L’intervento del professor Dusi ha quindi analizzato le origini del fake, riprendendo il volume appena uscito di Paolo Fabbri L’efficacia semiotica. Risposte e repliche (Mimesis, 2017) con esempi tratti dal campo dell’arte e, nello specifico, facendo riferimento a quelle riproduzioni di quadri famosi che sappiamo bene essere quasi impossibile distinguere dall’originale (soprattutto se a cambiare sono piccoli dettagli, come la sola cornice!). Dusi è poi passato all’osservazione dei fake trailer (di cui parla nel suo libro Dal cinema ai media digitali, Mimesis 2014), ossia quei trailer di film che in realtà non usciranno mai nelle sale cinematografiche, perché frutto dell’immaginazione e della creatività degli utenti: se l’argomento vi incuriosisce, consigliamo la visione del trailer di Titanic 2.

Il professor Montanari ci ha invece illustrato alcune delle fake news diventate virali negli ultimi anni. Un esempio? Il simpatico caso della nonna di Laura Boldrini, ex Presidente della Camera dei deputati, associata all’aitante ballerina ottantenne che ha accompagnato il gruppo de Lo stato sociale nella performance sul palco di Sanremo.
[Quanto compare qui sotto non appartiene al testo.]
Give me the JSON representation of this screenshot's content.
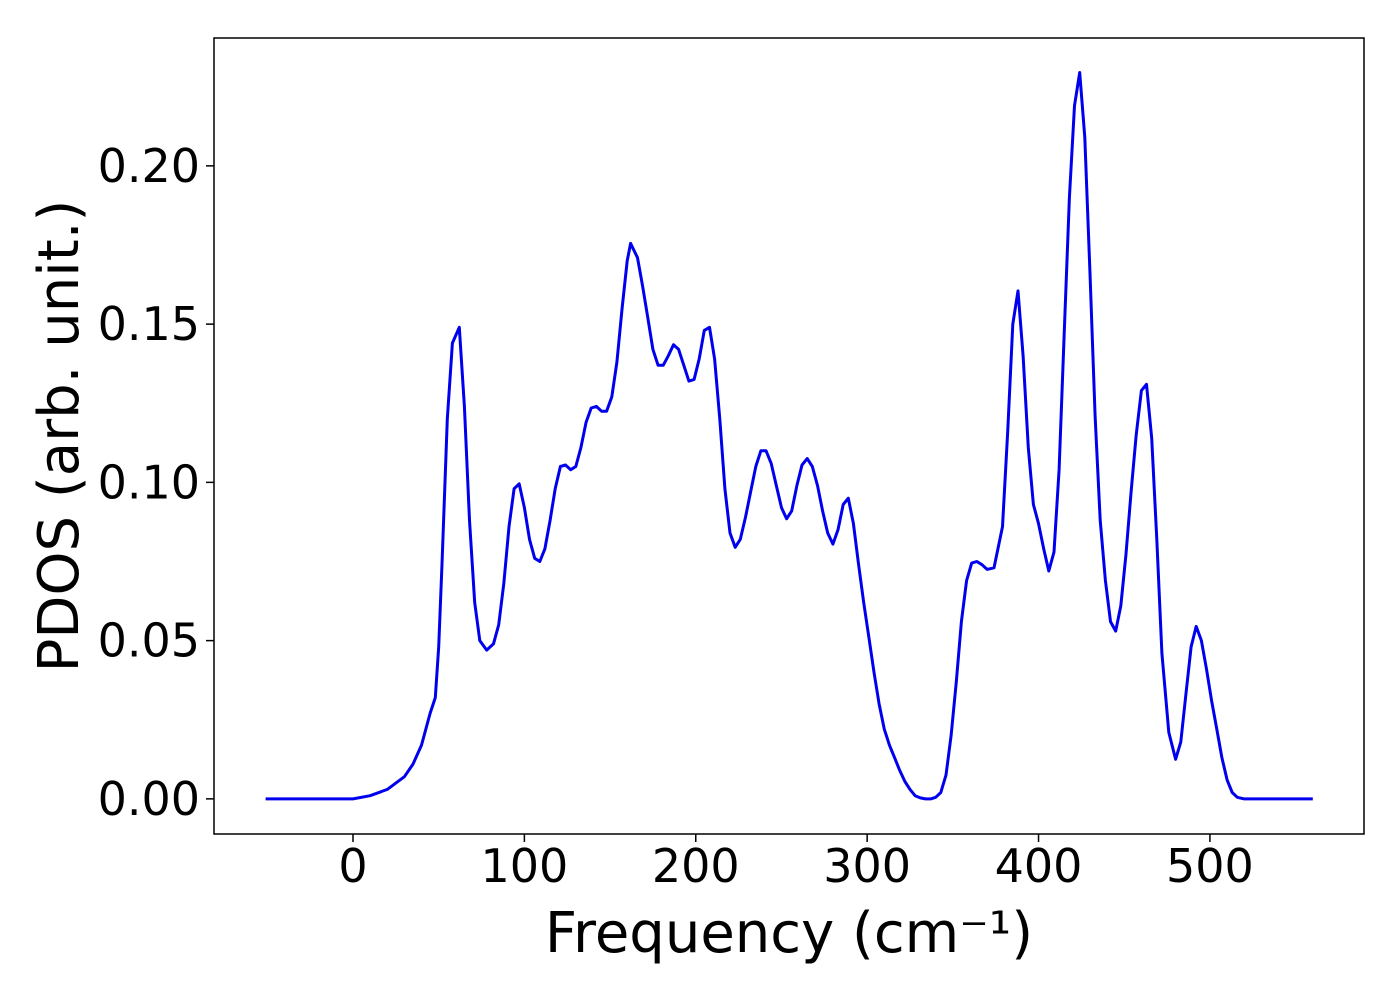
{
  "chart_data": {
    "type": "line",
    "xlabel": "Frequency (cm⁻¹)",
    "ylabel": "PDOS (arb. unit.)",
    "xlim": [
      -81.1,
      589.9
    ],
    "ylim": [
      -0.0111,
      0.2404
    ],
    "xticks": [
      0,
      100,
      200,
      300,
      400,
      500
    ],
    "yticks": [
      {
        "value": 0,
        "label": "0.00"
      },
      {
        "value": 0.05,
        "label": "0.05"
      },
      {
        "value": 0.1,
        "label": "0.10"
      },
      {
        "value": 0.15,
        "label": "0.15"
      },
      {
        "value": 0.2,
        "label": "0.20"
      }
    ],
    "series": [
      {
        "color": "#0000ee",
        "x": [
          -51,
          0,
          10,
          20,
          30,
          35,
          40,
          45,
          48,
          50,
          52,
          55,
          58,
          62,
          65,
          68,
          71,
          74,
          78,
          82,
          85,
          88,
          91,
          94,
          97,
          100,
          103,
          106,
          109,
          112,
          115,
          118,
          121,
          124,
          127,
          130,
          133,
          136,
          139,
          142,
          145,
          148,
          151,
          154,
          157,
          160,
          162,
          166,
          169,
          172,
          175,
          178,
          181,
          184,
          187,
          190,
          193,
          196,
          199,
          202,
          205,
          208,
          211,
          214,
          217,
          220,
          223,
          226,
          229,
          232,
          235,
          238,
          241,
          244,
          247,
          250,
          253,
          256,
          259,
          262,
          265,
          268,
          271,
          274,
          277,
          280,
          283,
          286,
          289,
          292,
          295,
          298,
          301,
          304,
          307,
          310,
          313,
          316,
          319,
          322,
          325,
          328,
          331,
          334,
          337,
          340,
          343,
          346,
          349,
          352,
          355,
          358,
          361,
          364,
          367,
          370,
          374,
          379,
          382,
          385,
          388,
          391,
          394,
          397,
          400,
          403,
          406,
          409,
          412,
          415,
          418,
          421,
          424,
          427,
          430,
          433,
          436,
          439,
          442,
          445,
          448,
          451,
          454,
          457,
          460,
          463,
          466,
          469,
          472,
          476,
          480,
          483,
          486,
          489,
          492,
          495,
          498,
          501,
          504,
          507,
          510,
          513,
          516,
          520,
          560
        ],
        "values": [
          0,
          0,
          0.001,
          0.003,
          0.007,
          0.011,
          0.017,
          0.027,
          0.032,
          0.048,
          0.075,
          0.12,
          0.144,
          0.149,
          0.124,
          0.088,
          0.062,
          0.05,
          0.047,
          0.049,
          0.055,
          0.068,
          0.086,
          0.098,
          0.0995,
          0.092,
          0.082,
          0.076,
          0.075,
          0.079,
          0.088,
          0.098,
          0.105,
          0.1055,
          0.104,
          0.105,
          0.111,
          0.119,
          0.1235,
          0.124,
          0.1225,
          0.1225,
          0.127,
          0.138,
          0.155,
          0.17,
          0.1755,
          0.171,
          0.162,
          0.152,
          0.142,
          0.137,
          0.137,
          0.14,
          0.1435,
          0.142,
          0.137,
          0.132,
          0.1325,
          0.139,
          0.148,
          0.149,
          0.139,
          0.12,
          0.098,
          0.084,
          0.0795,
          0.082,
          0.089,
          0.097,
          0.105,
          0.11,
          0.11,
          0.106,
          0.099,
          0.092,
          0.0885,
          0.091,
          0.099,
          0.1055,
          0.1075,
          0.105,
          0.099,
          0.091,
          0.084,
          0.0805,
          0.085,
          0.093,
          0.095,
          0.087,
          0.074,
          0.062,
          0.051,
          0.04,
          0.03,
          0.022,
          0.017,
          0.013,
          0.009,
          0.0055,
          0.003,
          0.001,
          0.0003,
          0,
          0,
          0.0005,
          0.002,
          0.0075,
          0.02,
          0.037,
          0.056,
          0.069,
          0.0745,
          0.075,
          0.074,
          0.0725,
          0.073,
          0.086,
          0.116,
          0.15,
          0.1605,
          0.14,
          0.111,
          0.093,
          0.087,
          0.079,
          0.072,
          0.078,
          0.104,
          0.147,
          0.19,
          0.219,
          0.2295,
          0.209,
          0.166,
          0.121,
          0.088,
          0.069,
          0.056,
          0.053,
          0.061,
          0.077,
          0.097,
          0.115,
          0.129,
          0.131,
          0.114,
          0.082,
          0.046,
          0.021,
          0.0125,
          0.018,
          0.033,
          0.048,
          0.0545,
          0.05,
          0.041,
          0.031,
          0.022,
          0.013,
          0.006,
          0.002,
          0.0005,
          0,
          0
        ]
      }
    ]
  }
}
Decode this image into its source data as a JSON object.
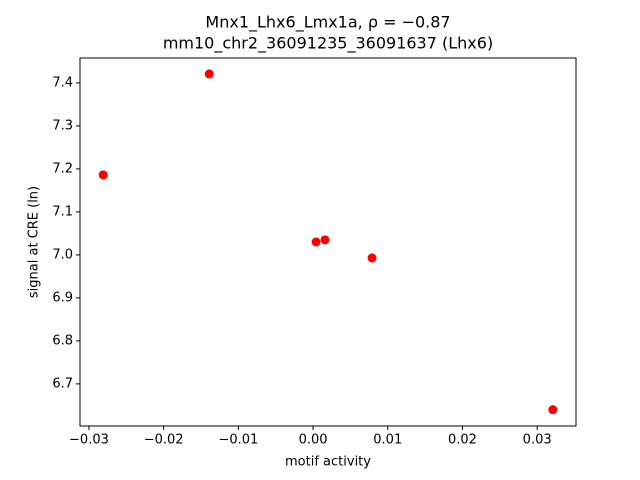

Il seminario ha permesso di comprendere un po’ meglio i meccanismi che si celano dietro a un fenomeno così attuale come quello delle fake news. Dopo aver ascoltato il dibattito, è emersa ancora una volta l’importanza di ricordare, a noi stessi e agli altri, che la trappola è dietro l’angolo e che i più giovani, in particolare, vanno istruiti a non caderci, fornendo loro tutti gli strumenti necessari a distinguere il vero dal fittizio.

Un virus quello delle notizie false, va sottolineato, a cui nemmeno il data journalism è immune, ma che può essere “curato” attraverso la verifica delle fonti o fact-checking. Gli strumenti a supporto di questa pratica sono i più disparati, dai siti contenitori di testate o articoli ingannevoli, a piccoli trucchetti come controllare l’affidabilità di un’immagine facendo la ricerca inversa tramite Google immagini. Insomma, i mezzi ci sono, non ci resta che rimboccarci le maniche e andare a salvare il giornalismo!